We have interpreted the plateau-like pattern as evidence for the hypothesis that the
production of velar stops is associated with tongue movement toward a virtual target
located above the palate, a target whose virtual achievement would be marked by the
pressure plateau. We have found above that the French fricative /s/ does not show
such a plateau-like pressure pattern, but rather a bell-shaped pattern with a significantly
smaller magnitude, suggesting a more gradual and less strong interaction between the
tongue and the palate. This could reflect a complex interplay between the tongue,
the palate, and the airflow going through the small constriction of the vocal tract
in the palate-alveolar region (see for example Perrier et al, 2000, for a modeling
of such an interplay).[5] We also observed a significantly different pressure pattern for water swallow, which
we could interpret in relation with the sealing of the vocal tract and the undulatory
movement of the tongue required in this task.
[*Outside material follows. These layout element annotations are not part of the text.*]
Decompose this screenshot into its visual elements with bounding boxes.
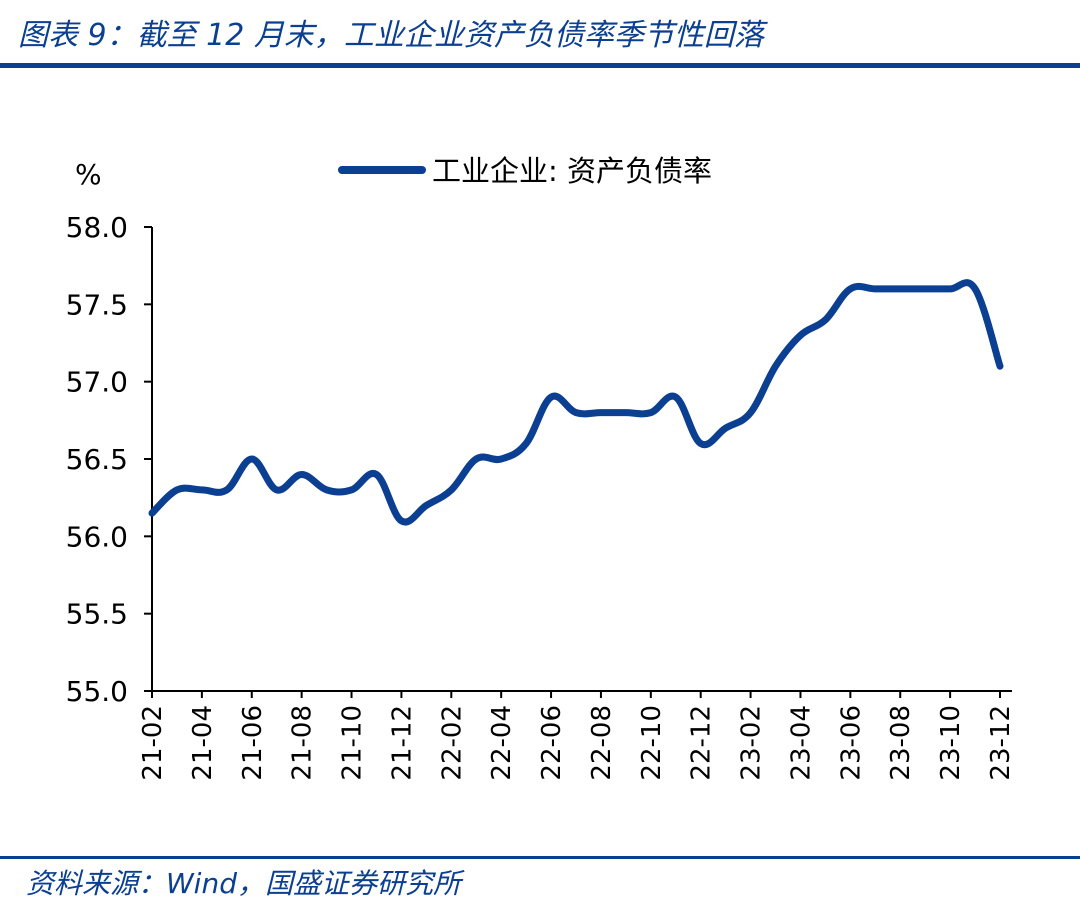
data-point (324, 487, 330, 493)
data-point (423, 502, 429, 508)
y-tick-label: 56.0 (66, 520, 128, 553)
y-tick-label: 57.0 (66, 366, 128, 399)
data-point (872, 286, 878, 292)
data-point (723, 425, 729, 431)
data-point (249, 456, 255, 462)
x-tick-label: 21-04 (188, 705, 218, 781)
data-point (797, 332, 803, 338)
legend: 工业企业: 资产负债率 (338, 154, 712, 188)
x-axis: 21-02 21-04 21-06 21-08 21-10 21-12 22-02 22-04… (138, 690, 1016, 781)
x-tick-label: 23-08 (886, 705, 916, 781)
x-tick-label: 23-10 (936, 705, 966, 781)
data-point (398, 518, 404, 524)
x-tick-label: 23-04 (786, 705, 816, 781)
data-point (199, 487, 205, 493)
x-tick-label: 21-10 (338, 705, 368, 781)
data-point (349, 487, 355, 493)
data-point (822, 317, 828, 323)
data-point (373, 471, 379, 477)
data-point (573, 410, 579, 416)
line-chart: 工业企业: 资产负债率 % 58.0 57.5 57.0 56.5 56.0 55.5 55… (66, 154, 1016, 781)
data-point (149, 510, 155, 516)
y-axis: 58.0 57.5 57.0 56.5 56.0 55.5 55.0 (66, 211, 153, 708)
data-point (224, 487, 230, 493)
x-tick-label: 22-02 (437, 705, 467, 781)
data-point (623, 410, 629, 416)
y-axis-unit: % (75, 158, 102, 191)
data-point (972, 286, 978, 292)
data-point (299, 471, 305, 477)
x-tick-label: 23-12 (986, 705, 1016, 781)
series-line-debt-ratio (148, 279, 1004, 526)
data-point (947, 286, 953, 292)
x-tick-label: 22-08 (587, 705, 617, 781)
data-point (673, 394, 679, 400)
x-tick-label: 23-06 (836, 705, 866, 781)
y-tick-label: 58.0 (66, 211, 128, 244)
data-point (847, 286, 853, 292)
x-tick-label: 21-08 (288, 705, 318, 781)
data-point (698, 441, 704, 447)
data-point (748, 410, 754, 416)
title-divider (0, 63, 1080, 68)
x-tick-label: 21-06 (238, 705, 268, 781)
data-point (922, 286, 928, 292)
data-point (897, 286, 903, 292)
y-tick-label: 55.5 (66, 598, 128, 631)
data-point (773, 363, 779, 369)
data-point (598, 410, 604, 416)
data-point (448, 487, 454, 493)
y-tick-label: 55.0 (66, 675, 128, 708)
x-tick-label: 22-06 (537, 705, 567, 781)
source-note: 资料来源：Wind，国盛证券研究所 (26, 867, 461, 900)
data-point (997, 363, 1003, 369)
data-point (648, 410, 654, 416)
data-point (523, 441, 529, 447)
y-tick-label: 56.5 (66, 443, 128, 476)
legend-label: 工业企业: 资产负债率 (432, 154, 712, 188)
source-divider (0, 856, 1080, 859)
data-point (274, 487, 280, 493)
x-tick-label: 21-02 (138, 705, 168, 781)
data-point (548, 394, 554, 400)
x-tick-label: 22-12 (687, 705, 717, 781)
figure-title: 图表 9：截至 12 月末，工业企业资产负债率季节性回落 (18, 18, 764, 53)
x-tick-label: 22-10 (637, 705, 667, 781)
series-points (149, 286, 1003, 524)
y-tick-label: 57.5 (66, 288, 128, 321)
x-tick-label: 21-12 (387, 705, 417, 781)
data-point (498, 456, 504, 462)
x-tick-label: 23-02 (737, 705, 767, 781)
data-point (174, 487, 180, 493)
x-tick-label: 22-04 (487, 705, 517, 781)
data-point (473, 456, 479, 462)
Our results confirm that the PRESLA system and its associated experimental protocol
involving complete denture wearers is well suited to the study of tongue–palate interactions
in speech production and swallowing. This can be done in old wearers of their prosthesis,
to study nonpathological condition, or with new wearers, to investigate adaptation
mechanisms. Obviously, further investigations are required to further pursue the issues
raised above. There are indeed obvious limitations in our study. First, data were
collected from a single subject. Inter-subject variability is a well-known characteristic
of oral motor functions, in particular speech production, and extending this experimental
protocol to a large number of subjects (classically 20–30 in speech production) is
a requirement, to draw general conclusions about speech and swallowing motor control
under normal conditions. Second, the calibration system of the sensors would beneficiate
from improvements that would enable pressure measurements over a range larger than
0–5 kPa, to validate our assumption of a linear voltage-pressure relation for the
whole domain of variation of the tongue-palate pressure. This is particularly important
for swallowing, in which pressure can be larger than 50 kPa. We are also working on
an improvement in the experimental protocol for swallowing. Currently, the postsynchronization
of the pressure signals with the actual motor task is based on the audio signal that
the subject has generated, when he was considering that he was swallowing. This induces
a temporal incertitude, due to the subjective evaluation by the subject of the onset
of his swallowing gesture and to the variability in the time interval between this
subjective onset and the actual hand gesture that pushes the beep button. Improvements
involve video recording of the neck region, to detect the onset of laryngeal elevation.
Conclusions
Using the temporal information of our recordings, patient can be taught to position
the tongue in purposeful manner to improve retention and stability of denture. Constant
repetition with use of coordinated exercises can help these patients learn muscular
activity patterns to aid in retention and stability.[6] For these reasons, the capability of our experimental device to record mechanical
interactions at multiple sites of prosthesis is an important step toward the specification
of general principles for the design of complete denture, to make most of the tongue
support and facilitate the good quality of speech and swallowing. These goals if achieved
will improve the comfort of edentulous patients.
Our device can also be useful together with other clinical evaluation to quantitatively
assess the impact of orofacial disorders such as myofascial pain,[7] maxillary odontogenic myxoma,[8] or associated with maxillofacial prosthetic obturator.[9]